Hat tip: Ari Kinsberg.
According to this article, if a woman breastfeeds anyone, even an adult, the two are considered family and the usual restrictions regarding separation of men and women don’t apply. According to Islamic law, that is.
My husband points out that this could cause problems if the two (or their relatives) actually want to marry at a later point.
The Shulchan Aruch, based on the Talmud, allows breastfeeding until age two in all cases, and up to age 4 (or 5, if the child is sick) as long as the child has not ceased nursing for 72 hours. I know a few observant women who have nursed children older than that, but never discussed it with them. According to an article in Kolech’s collection on women and halacha by Dr. Deena Zimmerman, the reason for the restriction is that adults are forbidden to breastfeed (although they may drink mother’s milk indirectly) and the halacha designates the age of four to delineate between the two. I don’t remember what is special about age four, but will try to contact Dr. Zimmerman.

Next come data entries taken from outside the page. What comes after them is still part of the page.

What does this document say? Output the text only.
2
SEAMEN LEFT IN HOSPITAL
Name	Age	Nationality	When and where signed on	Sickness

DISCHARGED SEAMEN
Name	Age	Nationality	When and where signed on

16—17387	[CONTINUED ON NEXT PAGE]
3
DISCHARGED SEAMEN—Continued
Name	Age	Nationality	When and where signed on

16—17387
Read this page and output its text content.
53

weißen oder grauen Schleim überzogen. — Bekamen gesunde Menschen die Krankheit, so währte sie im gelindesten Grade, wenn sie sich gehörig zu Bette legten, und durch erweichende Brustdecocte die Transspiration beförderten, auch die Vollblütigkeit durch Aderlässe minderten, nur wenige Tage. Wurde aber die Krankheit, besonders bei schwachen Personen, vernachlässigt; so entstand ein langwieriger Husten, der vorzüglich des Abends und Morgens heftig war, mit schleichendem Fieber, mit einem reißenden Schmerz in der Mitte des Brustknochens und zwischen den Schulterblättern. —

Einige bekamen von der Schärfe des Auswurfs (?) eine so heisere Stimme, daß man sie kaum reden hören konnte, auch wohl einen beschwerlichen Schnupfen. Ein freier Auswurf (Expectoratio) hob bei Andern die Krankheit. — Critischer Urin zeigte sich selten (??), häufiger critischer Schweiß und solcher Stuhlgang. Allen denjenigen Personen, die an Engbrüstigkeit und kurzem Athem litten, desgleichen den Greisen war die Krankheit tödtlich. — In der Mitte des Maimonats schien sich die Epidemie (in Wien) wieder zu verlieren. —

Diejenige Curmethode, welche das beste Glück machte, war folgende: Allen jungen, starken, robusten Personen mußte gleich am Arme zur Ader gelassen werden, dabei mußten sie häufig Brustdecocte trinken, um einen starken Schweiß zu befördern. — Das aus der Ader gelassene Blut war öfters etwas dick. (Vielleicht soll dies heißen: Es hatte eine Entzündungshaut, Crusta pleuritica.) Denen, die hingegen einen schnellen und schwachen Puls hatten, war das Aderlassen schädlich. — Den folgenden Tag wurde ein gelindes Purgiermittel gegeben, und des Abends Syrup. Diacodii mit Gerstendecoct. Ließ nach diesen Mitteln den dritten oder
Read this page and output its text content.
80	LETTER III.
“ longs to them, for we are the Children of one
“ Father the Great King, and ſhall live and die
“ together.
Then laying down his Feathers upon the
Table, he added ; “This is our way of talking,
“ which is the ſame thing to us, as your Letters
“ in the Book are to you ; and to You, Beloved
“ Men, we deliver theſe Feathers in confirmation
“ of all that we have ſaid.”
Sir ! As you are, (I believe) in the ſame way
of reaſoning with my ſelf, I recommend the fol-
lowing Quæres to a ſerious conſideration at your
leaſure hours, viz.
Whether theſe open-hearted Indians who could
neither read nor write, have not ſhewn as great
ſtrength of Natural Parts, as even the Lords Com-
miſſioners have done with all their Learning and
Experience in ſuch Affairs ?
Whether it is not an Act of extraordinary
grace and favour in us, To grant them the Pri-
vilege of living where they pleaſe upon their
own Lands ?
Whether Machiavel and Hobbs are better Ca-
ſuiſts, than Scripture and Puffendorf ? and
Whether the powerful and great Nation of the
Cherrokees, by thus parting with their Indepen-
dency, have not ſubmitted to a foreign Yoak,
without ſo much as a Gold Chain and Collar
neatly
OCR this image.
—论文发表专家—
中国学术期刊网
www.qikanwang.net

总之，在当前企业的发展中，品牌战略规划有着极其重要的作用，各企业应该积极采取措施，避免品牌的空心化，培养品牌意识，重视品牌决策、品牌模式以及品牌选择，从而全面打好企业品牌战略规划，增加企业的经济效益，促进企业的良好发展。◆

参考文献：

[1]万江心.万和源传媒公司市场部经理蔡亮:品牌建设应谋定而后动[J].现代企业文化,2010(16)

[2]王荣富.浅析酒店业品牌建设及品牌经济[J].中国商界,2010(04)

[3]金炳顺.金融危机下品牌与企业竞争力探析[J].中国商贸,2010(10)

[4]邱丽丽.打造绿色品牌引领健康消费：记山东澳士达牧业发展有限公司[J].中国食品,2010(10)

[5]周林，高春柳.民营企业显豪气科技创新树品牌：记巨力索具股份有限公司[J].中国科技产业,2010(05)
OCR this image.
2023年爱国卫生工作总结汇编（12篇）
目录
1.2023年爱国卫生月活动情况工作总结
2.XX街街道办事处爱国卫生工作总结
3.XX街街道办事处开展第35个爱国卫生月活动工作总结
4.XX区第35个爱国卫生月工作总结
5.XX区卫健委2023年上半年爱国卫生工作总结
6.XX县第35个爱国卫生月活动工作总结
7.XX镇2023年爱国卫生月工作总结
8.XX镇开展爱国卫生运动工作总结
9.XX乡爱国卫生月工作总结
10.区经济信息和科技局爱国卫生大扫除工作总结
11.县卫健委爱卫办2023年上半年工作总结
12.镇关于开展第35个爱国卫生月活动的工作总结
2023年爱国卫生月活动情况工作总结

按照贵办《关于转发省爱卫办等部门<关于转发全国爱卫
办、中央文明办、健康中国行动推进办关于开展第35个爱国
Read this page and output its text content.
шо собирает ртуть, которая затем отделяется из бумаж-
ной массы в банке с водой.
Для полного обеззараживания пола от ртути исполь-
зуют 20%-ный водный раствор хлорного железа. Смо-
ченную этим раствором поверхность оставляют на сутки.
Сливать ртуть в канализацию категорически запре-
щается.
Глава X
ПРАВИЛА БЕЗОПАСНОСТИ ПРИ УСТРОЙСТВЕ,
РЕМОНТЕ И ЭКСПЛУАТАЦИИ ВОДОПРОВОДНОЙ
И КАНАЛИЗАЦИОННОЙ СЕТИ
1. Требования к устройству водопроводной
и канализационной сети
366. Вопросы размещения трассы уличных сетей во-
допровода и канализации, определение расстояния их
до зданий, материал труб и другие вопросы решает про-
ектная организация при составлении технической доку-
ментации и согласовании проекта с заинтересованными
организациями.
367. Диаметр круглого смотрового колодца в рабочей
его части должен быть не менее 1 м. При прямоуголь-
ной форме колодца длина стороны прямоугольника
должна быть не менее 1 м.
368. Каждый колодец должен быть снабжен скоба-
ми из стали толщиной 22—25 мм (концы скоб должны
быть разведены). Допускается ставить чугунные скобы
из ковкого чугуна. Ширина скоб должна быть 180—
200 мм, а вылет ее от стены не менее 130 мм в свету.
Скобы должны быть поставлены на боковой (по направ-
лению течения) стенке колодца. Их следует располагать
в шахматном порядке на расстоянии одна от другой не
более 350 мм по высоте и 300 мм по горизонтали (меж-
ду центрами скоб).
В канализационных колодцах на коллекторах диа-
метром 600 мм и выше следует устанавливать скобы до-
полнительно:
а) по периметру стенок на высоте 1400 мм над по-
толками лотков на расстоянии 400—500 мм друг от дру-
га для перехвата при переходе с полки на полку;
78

Halacha clearly considers breastfeeding until age two as a minimum. I know someone who thinks that a rabbi should be consulted before weaning a younger child. Whether this halacha applies today, when weaning may not visibly harm the baby, is a matter of dispute. In any case, rabbis need to recognize the health and emotional benefits of breastfeeding for both mother and baby when ruling on the subject.